On June 3, Anthony Wesley was taking a real-time video of Jupiter and noticed a bright flash on the disc. Something had just collided with the gas giant! The event was quickly confirmed and telescopes all over the world pointed their eyes at our biggest neighbour. Hubble even took a peek:


Image credit: NASA, ESA, M. H. Wong (University of California, Berkeley, USA), H. B. Hammel (Space Science Institute, Boulder, Colorado, USA), A. A. Simon-Miller (Goddard Space Flight Center, Greenbelt, Maryland, USA) and the Jupiter Impact Science Team; source PhysOrg.com
This impact didn't even leave a mark on Jupiter! The inset shows the crash site, in past events usually a cloud of gas and dust gets kicked up, leaving a telltale "black eye" effect on the visible surface. This means that the impactor was probably a conglomerate, a loose pile of rubble held together only by its own gravity. The pieces of rock probably burned up in Jupiter's upper atmosphere, leaving no trace other than the flash of light observed from Earth.

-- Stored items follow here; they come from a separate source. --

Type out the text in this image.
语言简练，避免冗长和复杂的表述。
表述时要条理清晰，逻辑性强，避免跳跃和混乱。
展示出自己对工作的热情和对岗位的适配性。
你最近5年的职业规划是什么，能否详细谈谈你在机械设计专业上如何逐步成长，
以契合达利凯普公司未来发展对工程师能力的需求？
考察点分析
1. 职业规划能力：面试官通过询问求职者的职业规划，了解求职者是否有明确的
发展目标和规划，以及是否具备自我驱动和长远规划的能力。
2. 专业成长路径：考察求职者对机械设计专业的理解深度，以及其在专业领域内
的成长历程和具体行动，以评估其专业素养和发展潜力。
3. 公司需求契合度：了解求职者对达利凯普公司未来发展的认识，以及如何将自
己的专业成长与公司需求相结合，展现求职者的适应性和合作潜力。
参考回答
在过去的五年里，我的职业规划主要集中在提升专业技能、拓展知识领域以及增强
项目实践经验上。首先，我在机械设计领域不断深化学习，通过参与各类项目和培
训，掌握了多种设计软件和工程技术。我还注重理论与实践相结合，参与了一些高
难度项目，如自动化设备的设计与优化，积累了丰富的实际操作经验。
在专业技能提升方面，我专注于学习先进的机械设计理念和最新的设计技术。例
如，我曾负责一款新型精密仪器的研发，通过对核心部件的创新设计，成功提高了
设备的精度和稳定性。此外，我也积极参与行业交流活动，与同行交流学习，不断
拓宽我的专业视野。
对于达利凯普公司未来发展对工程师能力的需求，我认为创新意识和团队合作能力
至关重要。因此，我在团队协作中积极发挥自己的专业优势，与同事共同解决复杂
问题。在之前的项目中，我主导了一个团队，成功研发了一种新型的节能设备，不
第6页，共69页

The Hubble picture also gave astronomers an amazing chance to study the Jovian belt disappearance. It appears that a higher layer of ammonia ice is obscuring the normally orange band of ammonia mixed with phosphorous and sulphur. 

""Weather forecast for Jupiter's Southern Equatorial Belt: cloudy with a chance of ammonia," ["says team member Heidi Hammel of the Space Science Institute in Boulder, Colorado, USA."]" (Hubble scrutinizes site of mysterious flash and missing cloud belt on Jupiter - PhysOrg.com)

The ammonia clouds are expected to clear out in a couple of months, starting with localized downdrafts on the border with the southern tropical zone (that row of dark spots in the image.)

So basically, Jupiter undergoes a massive weather pattern shift, and gets a prick in the side by an unknown entity. It's been a rough few months for the King of Worlds!